Ph.D., Columbia University
M.Arch, Columbia University
B.A. (First-Class Honours), McGill University
Inderbir Singh Riar is an architectural historian. He explores ways in which architects and bureaucrats have imagined the modern metropolis as producing ideal citizenries. This work has taken several forms including an extensive survey of Toulouse-Le Mirail, the consequential French ville nouvelle built in the 1960s; the project was done in collaboration with the Paris-based photographer Mark Lyon and supported by a grant from the Graham Foundation for Advanced Studies in the Fine Arts. Recent research includes a look at ideologies of “reconstruction” in West Germany and how cities were perceived as sites of democratic sentiment in the aftermath of war, occupation, and fascism. A larger interest in postwar architecture culture also informs studies on Canadian modernism.
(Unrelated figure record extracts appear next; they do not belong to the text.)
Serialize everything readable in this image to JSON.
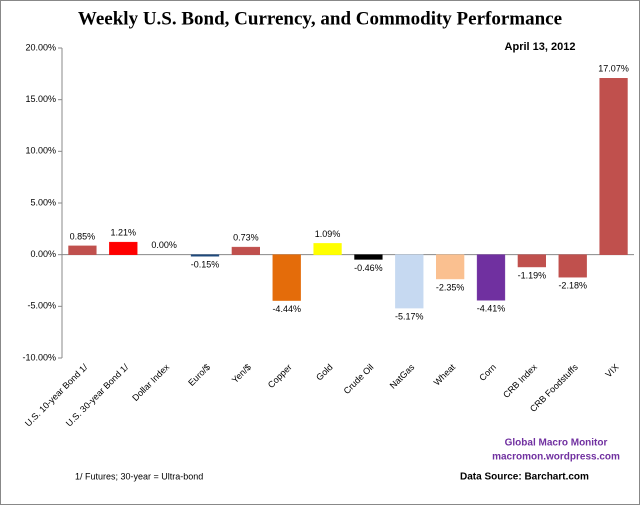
{
  "chart_data": {
    "type": "bar",
    "title": "Weekly U.S. Bond, Currency, and Commodity Performance",
    "subtitle": "April 13, 2012",
    "credit": [
      "Global Macro Monitor",
      "macromon.wordpress.com"
    ],
    "footnote": "1/ Futures; 30-year = Ultra-bond",
    "source": "Data Source:  Barchart.com",
    "categories": [
      "U.S. 10-year Bond 1/",
      "U.S. 30-year Bond 1/",
      "Dollar Index",
      "Euro/$",
      "Yen/$",
      "Copper",
      "Gold",
      "Crude Oil",
      "NatGas",
      "Wheat",
      "Corn",
      "CRB Index",
      "CRB Foodstuffs",
      "VIX"
    ],
    "values": [
      0.85,
      1.21,
      0.0,
      -0.15,
      0.73,
      -4.44,
      1.09,
      -0.46,
      -5.17,
      -2.35,
      -4.41,
      -1.19,
      -2.18,
      17.07
    ],
    "value_labels": [
      "0.85%",
      "1.21%",
      "0.00%",
      "-0.15%",
      "0.73%",
      "-4.44%",
      "1.09%",
      "-0.46%",
      "-5.17%",
      "-2.35%",
      "-4.41%",
      "-1.19%",
      "-2.18%",
      "17.07%"
    ],
    "colors": [
      "#c0504d",
      "#ff0000",
      "#1f3864",
      "#1f497d",
      "#c0504d",
      "#e46c0a",
      "#ffff00",
      "#000000",
      "#c6d9f1",
      "#fac090",
      "#7030a0",
      "#c0504d",
      "#c0504d",
      "#c0504d"
    ],
    "ylim": [
      -10,
      20
    ],
    "yticks": [
      {
        "value": -10,
        "label": "-10.00%"
      },
      {
        "value": -5,
        "label": "-5.00%"
      },
      {
        "value": 0,
        "label": "0.00%"
      },
      {
        "value": 5,
        "label": "5.00%"
      },
      {
        "value": 10,
        "label": "10.00%"
      },
      {
        "value": 15,
        "label": "15.00%"
      },
      {
        "value": 20,
        "label": "20.00%"
      }
    ],
    "grid": false
  }
}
Riar is currently preparing a book (forthcoming 2018) on the vast intellectual program of Expo 67 and the manner in which architects engaged questions of civic identity and nation-state power. In 2013, Riar was invited by The Japan Foundation to participate in the Japan-U.S. Curator Exchange Program. In 2017, he joined the Board of Directors of the Diefenbunker, Canada’s Cold War Museum in Carp, Ontario. Riar’s writings appear in books and journals, and he has lectured in universities worldwide.